The Hayashizaki Bunkō (林崎文庫) was a library and academy in the Edo period located in the Ujiimazaikecho neighborhood of the city of Ise, Mie, Japan. It was an important resource for kokugaku scholars in the Bakumatsu period. The building once housing the collection was designated a National Historic Site of Japan in 1954.

==Overview==
The Hayashizaki Bunko was initially built in 1686 with a donation of 150 Ryō at a location called "Maruyama" at the base of Mount Tsutsumi to house a collection of manuscripts and ancient books from the collection of the Naikū of Ise Grand Shrine. The original site was found to have high humidity and top be prone to flooding, so the collection was relocated to its present location in 1690. The collection was expanded by donations from various noted families in the area. The facilities were expanded in the Tenmei (1781–1789) era by the son-in-law of kokugaku scholar Tanikawa Kotosuga, who added lecture halls for visiting scholars to give presentations. Fellow kokugaku scholar Motoori Norinaga used the collection often for his research, and donated 2,602 works from his own collection to the library.

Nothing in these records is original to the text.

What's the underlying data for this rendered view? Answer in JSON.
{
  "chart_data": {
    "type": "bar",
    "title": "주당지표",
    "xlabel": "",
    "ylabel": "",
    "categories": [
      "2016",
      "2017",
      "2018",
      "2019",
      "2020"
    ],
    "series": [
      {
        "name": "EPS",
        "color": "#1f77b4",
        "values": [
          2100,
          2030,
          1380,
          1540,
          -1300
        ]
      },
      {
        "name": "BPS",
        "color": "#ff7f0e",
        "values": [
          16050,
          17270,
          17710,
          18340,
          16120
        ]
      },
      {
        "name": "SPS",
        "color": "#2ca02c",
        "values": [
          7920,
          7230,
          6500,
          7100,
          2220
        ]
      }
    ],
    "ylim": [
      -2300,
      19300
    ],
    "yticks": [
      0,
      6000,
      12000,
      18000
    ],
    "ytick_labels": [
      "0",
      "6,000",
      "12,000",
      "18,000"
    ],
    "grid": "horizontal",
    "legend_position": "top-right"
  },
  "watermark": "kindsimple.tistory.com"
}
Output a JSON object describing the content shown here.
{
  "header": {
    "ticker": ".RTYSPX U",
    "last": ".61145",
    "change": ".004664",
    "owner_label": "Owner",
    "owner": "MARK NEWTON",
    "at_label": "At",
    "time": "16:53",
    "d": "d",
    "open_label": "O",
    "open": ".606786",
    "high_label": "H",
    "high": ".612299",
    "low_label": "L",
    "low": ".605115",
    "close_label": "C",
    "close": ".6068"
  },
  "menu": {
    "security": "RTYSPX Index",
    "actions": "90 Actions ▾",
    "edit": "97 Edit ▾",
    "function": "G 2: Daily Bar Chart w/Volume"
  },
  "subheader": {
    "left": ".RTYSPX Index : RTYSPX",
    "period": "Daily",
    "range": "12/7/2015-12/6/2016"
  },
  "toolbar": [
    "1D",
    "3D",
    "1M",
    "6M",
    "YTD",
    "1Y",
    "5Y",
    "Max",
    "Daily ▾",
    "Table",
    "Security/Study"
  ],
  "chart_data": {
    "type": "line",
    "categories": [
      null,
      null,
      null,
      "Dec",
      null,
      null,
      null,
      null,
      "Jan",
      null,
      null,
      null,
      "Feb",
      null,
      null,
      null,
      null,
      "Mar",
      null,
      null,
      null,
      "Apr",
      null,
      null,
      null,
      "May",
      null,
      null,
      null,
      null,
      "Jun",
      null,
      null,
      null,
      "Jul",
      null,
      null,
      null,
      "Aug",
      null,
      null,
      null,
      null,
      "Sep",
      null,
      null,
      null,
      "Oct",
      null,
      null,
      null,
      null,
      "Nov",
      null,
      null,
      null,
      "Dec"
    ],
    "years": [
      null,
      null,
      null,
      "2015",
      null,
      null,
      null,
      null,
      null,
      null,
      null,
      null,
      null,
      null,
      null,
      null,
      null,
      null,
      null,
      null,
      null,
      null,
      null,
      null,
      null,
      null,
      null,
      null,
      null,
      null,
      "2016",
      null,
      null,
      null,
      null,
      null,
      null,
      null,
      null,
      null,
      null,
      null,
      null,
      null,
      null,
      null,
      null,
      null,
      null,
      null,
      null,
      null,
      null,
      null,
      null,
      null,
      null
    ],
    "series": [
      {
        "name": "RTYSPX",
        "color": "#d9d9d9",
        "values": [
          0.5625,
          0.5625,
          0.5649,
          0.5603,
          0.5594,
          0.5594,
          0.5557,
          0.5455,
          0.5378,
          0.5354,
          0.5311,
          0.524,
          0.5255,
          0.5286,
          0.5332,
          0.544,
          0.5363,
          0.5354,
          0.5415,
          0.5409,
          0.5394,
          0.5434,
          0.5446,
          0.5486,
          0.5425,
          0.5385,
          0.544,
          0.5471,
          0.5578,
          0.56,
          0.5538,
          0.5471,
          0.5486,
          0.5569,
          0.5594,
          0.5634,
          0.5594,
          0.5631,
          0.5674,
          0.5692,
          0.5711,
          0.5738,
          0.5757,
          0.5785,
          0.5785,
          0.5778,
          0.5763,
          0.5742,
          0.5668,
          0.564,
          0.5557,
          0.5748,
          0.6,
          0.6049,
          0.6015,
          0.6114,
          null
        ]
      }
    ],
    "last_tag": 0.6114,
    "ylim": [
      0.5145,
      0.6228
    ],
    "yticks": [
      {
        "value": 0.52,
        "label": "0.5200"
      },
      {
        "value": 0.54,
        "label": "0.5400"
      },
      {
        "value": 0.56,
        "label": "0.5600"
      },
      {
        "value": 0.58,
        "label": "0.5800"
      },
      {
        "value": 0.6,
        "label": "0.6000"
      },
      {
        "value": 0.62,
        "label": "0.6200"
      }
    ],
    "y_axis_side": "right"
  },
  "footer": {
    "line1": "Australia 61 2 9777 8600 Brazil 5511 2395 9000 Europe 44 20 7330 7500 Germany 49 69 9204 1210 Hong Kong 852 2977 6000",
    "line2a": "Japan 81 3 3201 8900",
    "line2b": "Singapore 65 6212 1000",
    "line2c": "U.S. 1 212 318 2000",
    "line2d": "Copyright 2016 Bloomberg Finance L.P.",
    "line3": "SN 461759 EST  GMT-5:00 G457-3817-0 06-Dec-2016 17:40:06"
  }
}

The buildings were repaired in the Bunsei (1818–1830) era. However, the facility relied heavily on support from the Tokugawa shogunate for its expenses, and was abolished after the Meiji restoration. Its collection, which contained 10,978 books at that time, became part of the Jingū Library in 1897.

The building is a two-minute walk from the "Naiku Mae" bus stop on the Mie Kotsu Bus from Iseshi Station on the JR Sangū Line. It is managed by the Ise Grand Shrine, and is open to the public only for a few days each year, during the spring and autumn shrine festivals. At those times, the outside of the building can be viewed from the gardens, but otherwise only the gate can be seen by the public.